2019年5月19日 (日)

鏡の作用について

 鏡の作用について考えたことをメモしておく。

 鏡に映った姿は左右逆転しているとよく言われる。本当にそうだろうか? 鏡をよく見ると右手は右に左手は左に写っている。逆転などしていないのだ。ただし「鏡に映った姿から見れば」左右が逆転している。鏡の世界の自分になって鏡の外の私に面したとすれば右に左手、左に右手がある。このように左右の概念は「誰から見て」なのかという視点者の立場を示さないと意味をなさない。鏡の作用において左右が逆転するのは視点者の立場を変えることが前提となる。

 おもしろいのは前後である。鏡の作用では前後も逆転する。前後と左右とは密接に結びつけられたひとつの概念ともいえる。視点者がどっちを向いているかによって前後も左右も決まるのだ。前後左右という平面上の座標軸は視点者の向きによって定まると言ってもよい。

 さて不思議なのは左右が逆転するのに上下は逆転しないことだ。
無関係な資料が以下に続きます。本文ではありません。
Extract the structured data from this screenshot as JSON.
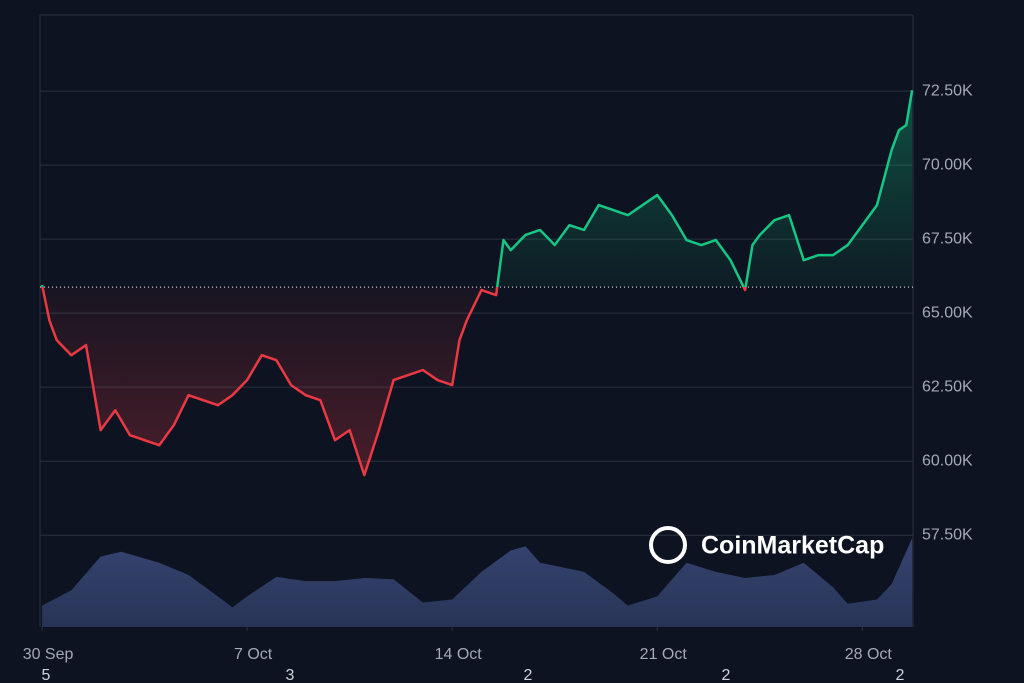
{
  "chart_data": {
    "type": "line",
    "watermark": "CoinMarketCap",
    "x": [
      0,
      0.25,
      0.5,
      1,
      1.5,
      2,
      2.5,
      3,
      3.5,
      4,
      4.5,
      5,
      5.5,
      6,
      6.5,
      7,
      7.5,
      8,
      8.5,
      9,
      9.5,
      10,
      10.5,
      11,
      11.5,
      12,
      12.5,
      13,
      13.5,
      14,
      14.25,
      14.5,
      15,
      15.5,
      15.75,
      16,
      16.5,
      17,
      17.5,
      18,
      18.5,
      19,
      19.5,
      20,
      20.5,
      21,
      21.5,
      22,
      22.5,
      23,
      23.5,
      24,
      24.25,
      24.5,
      25,
      25.5,
      26,
      26.5,
      27,
      27.5,
      28,
      28.5,
      29,
      29.25,
      29.5,
      29.7
    ],
    "series": [
      {
        "name": "Price",
        "color_up": "#16c784",
        "color_down": "#ea3943",
        "values": [
          65950,
          64760,
          64090,
          63580,
          63920,
          61050,
          61720,
          60880,
          60710,
          60540,
          61220,
          62230,
          62060,
          61890,
          62230,
          62740,
          63580,
          63410,
          62570,
          62230,
          62060,
          60710,
          61050,
          59530,
          61050,
          62740,
          62910,
          63080,
          62740,
          62570,
          64090,
          64760,
          65780,
          65610,
          67470,
          67130,
          67640,
          67810,
          67300,
          67970,
          67810,
          68650,
          68480,
          68310,
          68650,
          68990,
          68310,
          67470,
          67300,
          67470,
          66790,
          65780,
          67300,
          67640,
          68140,
          68310,
          66790,
          66960,
          66960,
          67300,
          67970,
          68650,
          70510,
          71180,
          71350,
          72530
        ]
      },
      {
        "name": "Volume",
        "axis": "y2",
        "color": "#3a4a7a",
        "x": [
          0,
          1,
          2,
          2.7,
          4,
          5,
          6,
          6.5,
          7,
          8,
          9,
          10,
          11,
          12,
          13,
          14,
          15,
          16,
          16.5,
          17,
          18.5,
          19.5,
          20,
          21,
          22,
          23,
          24,
          25,
          26,
          27,
          27.5,
          28.5,
          29,
          29.7
        ],
        "values": [
          3.5,
          6,
          11.5,
          12.3,
          10.5,
          8.5,
          5,
          3.2,
          5,
          8.2,
          7.5,
          7.5,
          8,
          7.8,
          4,
          4.5,
          9,
          12.5,
          13.2,
          10.5,
          9,
          5.5,
          3.5,
          5,
          10.5,
          9,
          8,
          8.5,
          10.5,
          6.5,
          3.8,
          4.5,
          7,
          14.5
        ]
      }
    ],
    "baseline": 65880,
    "xlim": [
      -0.07,
      29.73
    ],
    "xticks": [
      {
        "value": 0,
        "label": "30 Sep"
      },
      {
        "value": 7,
        "label": "7 Oct"
      },
      {
        "value": 14,
        "label": "14 Oct"
      },
      {
        "value": 21,
        "label": "21 Oct"
      },
      {
        "value": 28,
        "label": "28 Oct"
      }
    ],
    "x_sublabels": [
      "5",
      "3",
      "2",
      "2",
      "2"
    ],
    "ylim": [
      54400,
      75070
    ],
    "yticks": [
      {
        "value": 57500,
        "label": "57.50K"
      },
      {
        "value": 60000,
        "label": "60.00K"
      },
      {
        "value": 62500,
        "label": "62.50K"
      },
      {
        "value": 65000,
        "label": "65.00K"
      },
      {
        "value": 67500,
        "label": "67.50K"
      },
      {
        "value": 70000,
        "label": "70.00K"
      },
      {
        "value": 72500,
        "label": "72.50K"
      }
    ],
    "y2lim": [
      0,
      100
    ],
    "grid": true
  }
}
床屋にある壁掛け時計は鏡のなかで正像となるよう左右逆転させている。なぜ上下はそのままでよいのか? 上下は前後左右と違って視点者の向きとは関係がないということなのだろうか。

 では鏡を頭上に掲げて見上げればどうなるか。こうすると前後左右だけではなく上下も逆転するのだ。その状態で壁掛け時計を正像に見せようとすれば当然上下も逆転させねばならないだろう。上下左右を同時に逆転すればそれは元のままなのではないか。元のままでなぜ鏡のなかで 正しい像を結ぶのか?